The content of the certification required by Section 302 is sufficiently different from the content of the management report required by Section 36 and Part 363 that an insured institution that is a public company, or a subsidiary of a public holding company, may not submit a Section 302 certification in place of the required management report.
Furthermore, in recent reviews of management reports filed by insured institutions subject to Section 36 and Part 363, the FDIC has found that many institutions are failing to fully comply with the requirements governing the content of these reports. Managements of institutions are frequently omitting one or more of the following from these reports:
The required statement of management's responsibilities for preparing the institution's financial statements;
The required statement of management's responsibilities for complying with the designated safety and soundness laws and regulations; and
Management's required assessment of the institution's compliance with the designated safety and soundness laws and regulations during its most recent fiscal year.

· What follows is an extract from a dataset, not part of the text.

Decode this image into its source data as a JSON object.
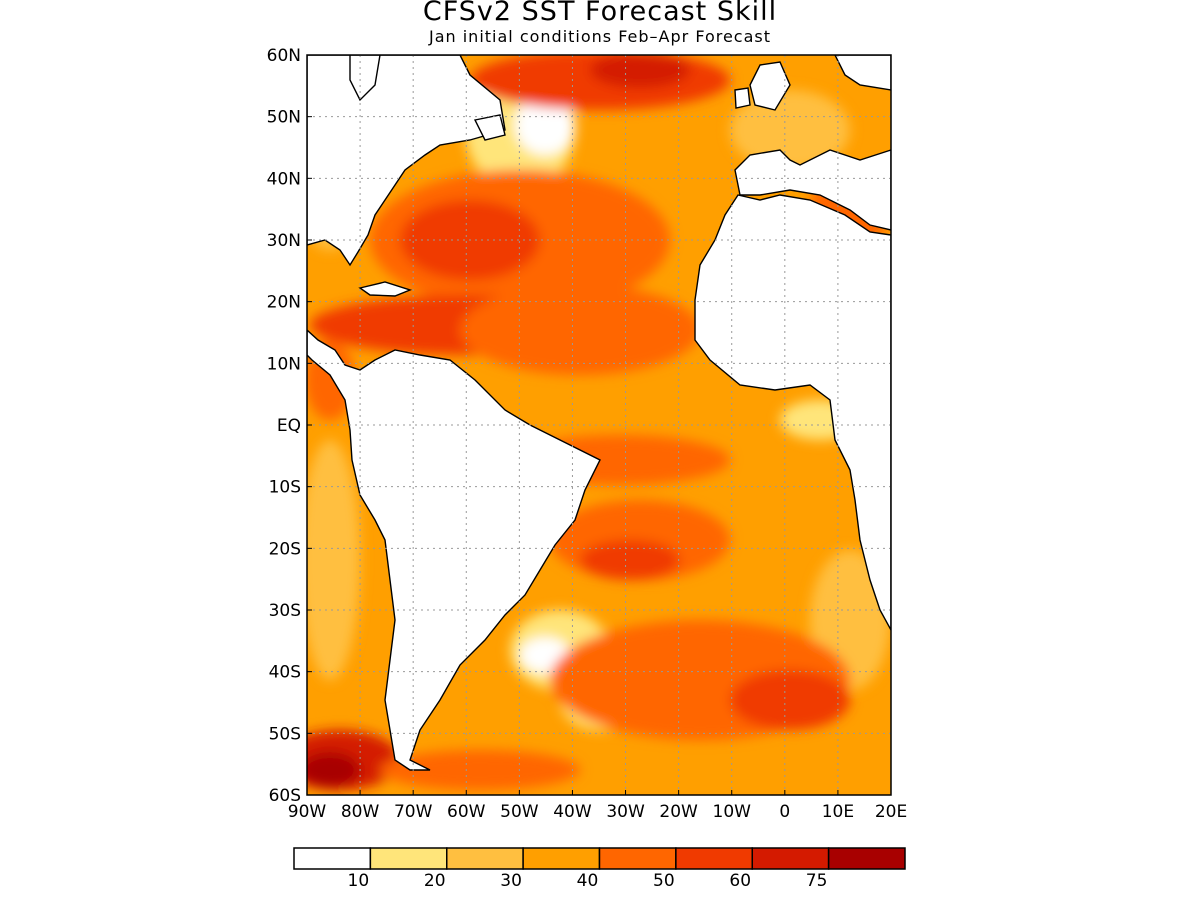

The chief executive officer and the chief accounting or chief financial officer of each institution subject to the annual audit and reporting requirements of Section 36 and Part 363 should ensure that their management report has been properly prepared before signing and dating the report. Institutions filing deficient management reports will be directed to revise and resubmit these reports.
Management's Assessment of Internal Controls and Accountant's Attestation on This Assessment
In addition to the management report requirements pertaining to the internal control structure and procedures for financial reporting discussed above, Section 36 and Part 363 require a covered institution's independent public accountant to examine, attest to, and report separately on management's assertion concerning internal control. This attestation report must be included in the annual report the covered institution files with the FDIC, its primary federal regulator (if other than the FDIC), and any appropriate state supervisor.
The language in Section 404 of the Sarbanes-Oxley Act requiring each public company to include an internal control report and an accountant's attestation report thereon in its annual report filed under the Securities Exchange Act of 1934 is substantially similar to the language in Section 36. However, the SEC has yet to prescribe rules requiring the internal control report and accountant's attestation report. After such rules have been adopted by the SEC, the FDIC will review these rules to determine whether covered institutions that are public companies, or subsidiaries of public companies, can use the Section 404 internal control report and accountant's attestation report to satisfy the comparable Section 36 and Part 363 requirement. In the meantime, covered institutions and their independent public accountants must continue to comply with the relevant requirements of Section 36 and Part 363 that pertain to internal control.
Other Provisions of the Sarbanes-Oxley Act
Unless and until the FDIC adopts any amendments to Part 363 in response to other provisions of the Sarbanes-Oxley Act and the SEC's implementing regulations, FDIC-supervised covered institutions that are not public companies should review the guidance in Attachment I concerning corporate governance practices that the FDIC encourages non-public institutions to implement to the extent feasible given the institution's size, complexity, and risk profile.